Una jaula mental que mantenía la puerta abierta, de par en par, mientras yo me aferraba con las garras al palo, pensando que ahí fuera, la realidad iba a ser aún peor. El reloj de cuco sonaba, eran las seis. En media hora se giraría la manecilla de la puerta.
La sombra se hace más grande, crece a medida que se acerca a la silla del escritorio.
El olor a alcohol y a tabaco anuncian el comienzo de la guerra. Una, que desde el principio, yo ya daba por perdida. La botella de vodka se posaba en la mesa, al lado del libro de historia.
Siento el dolor del cuero cabelludo y el aliento seco y muerto en el lado izquierdo del
cuello.
– ¿Qué pasa?. ¿No me vas a saludar?. ¿Ya no te gusto?.
Mi cuerpo compite con la gravedad y la punta de mis dedos rozan el suelo. Me suelta el pelo y caigo de rodillas. Levanto la mirada con lentitud y precaución. Sus ojos negros
conectan con los míos. Su barba de días y su pelo desaliñado me producen aún más
rechazo. El mismo que sentía él sentía hacia sí mismo, y que expresaba en forma de
autodestrucción.
Su mano golpea mi cara, descargando en mi todo su odio y frustración. Con mi mano
derecha consuelo a mi mejilla. Con mi mano izquierda me cubro el vientre.
– Podría dejar de hacerte lo que te mereces, por ella. Pero no es mía. Seguramente sea de otro, o de otros. Una mil leches no tiene derecho a la vida, y tú tampoco.
Víctor comienza a desprenderse de su rabia a golpes que aterrizan en varias zonas de mi cuerpo. A mi mente solo vienen recuerdos de Hugo. De todas aquellas veces que me comporté mal con él, cuando fui una caprichosa y le partí una y mil veces el corazón. Mi culpabilidad y el dolor emocional estaban tan latentes, que no sentía los golpes.
Me lo merecía. Víctor tenía razón.

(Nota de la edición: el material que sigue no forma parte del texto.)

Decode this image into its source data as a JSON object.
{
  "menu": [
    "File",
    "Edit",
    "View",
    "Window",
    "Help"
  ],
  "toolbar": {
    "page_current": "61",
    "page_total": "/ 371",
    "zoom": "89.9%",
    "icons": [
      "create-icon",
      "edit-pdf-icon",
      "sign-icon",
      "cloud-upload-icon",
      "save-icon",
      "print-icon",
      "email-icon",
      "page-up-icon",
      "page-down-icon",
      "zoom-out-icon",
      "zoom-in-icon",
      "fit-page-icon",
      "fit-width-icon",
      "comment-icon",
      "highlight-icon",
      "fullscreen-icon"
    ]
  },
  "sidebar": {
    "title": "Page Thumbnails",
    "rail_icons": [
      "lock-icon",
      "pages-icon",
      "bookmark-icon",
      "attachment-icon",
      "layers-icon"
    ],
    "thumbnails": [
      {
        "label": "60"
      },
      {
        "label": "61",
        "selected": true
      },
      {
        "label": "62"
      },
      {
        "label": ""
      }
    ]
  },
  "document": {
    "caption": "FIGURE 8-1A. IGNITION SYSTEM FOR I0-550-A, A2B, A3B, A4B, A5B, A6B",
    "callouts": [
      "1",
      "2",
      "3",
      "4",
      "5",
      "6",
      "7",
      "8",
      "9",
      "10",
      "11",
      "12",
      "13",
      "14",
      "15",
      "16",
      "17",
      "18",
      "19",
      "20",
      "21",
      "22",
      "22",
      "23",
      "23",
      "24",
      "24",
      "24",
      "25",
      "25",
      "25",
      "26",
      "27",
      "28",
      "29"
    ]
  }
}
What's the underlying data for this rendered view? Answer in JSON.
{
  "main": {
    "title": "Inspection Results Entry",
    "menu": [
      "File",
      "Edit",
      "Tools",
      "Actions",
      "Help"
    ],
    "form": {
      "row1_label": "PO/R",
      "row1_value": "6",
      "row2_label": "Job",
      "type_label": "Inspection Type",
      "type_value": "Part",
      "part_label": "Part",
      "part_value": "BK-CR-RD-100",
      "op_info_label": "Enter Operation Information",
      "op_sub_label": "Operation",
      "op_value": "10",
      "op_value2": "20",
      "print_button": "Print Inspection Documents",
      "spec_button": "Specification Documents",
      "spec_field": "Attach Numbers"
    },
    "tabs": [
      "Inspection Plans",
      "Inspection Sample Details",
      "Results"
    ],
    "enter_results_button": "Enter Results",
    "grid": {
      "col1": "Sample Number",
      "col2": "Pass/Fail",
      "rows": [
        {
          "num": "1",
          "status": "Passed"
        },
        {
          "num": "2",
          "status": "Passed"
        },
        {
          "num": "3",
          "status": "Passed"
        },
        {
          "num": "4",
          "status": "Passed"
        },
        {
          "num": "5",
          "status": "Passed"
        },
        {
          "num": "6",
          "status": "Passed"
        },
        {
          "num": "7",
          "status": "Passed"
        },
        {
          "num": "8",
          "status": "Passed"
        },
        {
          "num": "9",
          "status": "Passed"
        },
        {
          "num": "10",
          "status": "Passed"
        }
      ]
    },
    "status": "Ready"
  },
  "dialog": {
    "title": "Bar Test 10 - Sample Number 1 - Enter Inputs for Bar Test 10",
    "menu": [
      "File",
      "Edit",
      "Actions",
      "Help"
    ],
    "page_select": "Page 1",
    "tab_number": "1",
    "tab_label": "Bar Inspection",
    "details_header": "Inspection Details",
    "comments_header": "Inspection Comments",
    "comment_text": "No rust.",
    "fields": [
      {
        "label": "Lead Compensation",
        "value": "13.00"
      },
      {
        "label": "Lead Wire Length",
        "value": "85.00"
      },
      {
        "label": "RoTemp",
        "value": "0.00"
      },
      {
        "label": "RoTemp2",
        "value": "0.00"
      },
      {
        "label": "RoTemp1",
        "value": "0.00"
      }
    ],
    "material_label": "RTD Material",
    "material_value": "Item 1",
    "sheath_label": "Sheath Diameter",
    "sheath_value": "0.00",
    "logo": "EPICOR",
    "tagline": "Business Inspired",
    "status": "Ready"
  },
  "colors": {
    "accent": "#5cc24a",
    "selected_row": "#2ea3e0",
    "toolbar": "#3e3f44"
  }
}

Alguien tenía que venir a enseñarme que había estado entre
algodones.
Lamentablemente, no valoré el amor que algún día tuve.
Sentía la sangre deslizarse desde mi ceja hasta la boca. Su sabor oxidado me
recordaba todas aquellas veces que ya lo había probado, y también lo que sucedería
después.
– Eres mía, y puedo hacer contigo lo que me dé la gana.
Miré a lo lejos mi móvil hecho pedazos. No tenía forma de pedir ayuda, y me dejé. Cerré los ojos suplicando al cielo que aquello durase el menor tiempo posible.
Los pantalones dejaron de darme calor. El frío envolvió mi cuerpo por dentro y por fuera. Los botones de la blusa salieron disparados, buscando esconderse debajo del sofá. La ropa interior se rasgó, como mi alma. Intenté arrastrarme por el suelo hacia la puerta.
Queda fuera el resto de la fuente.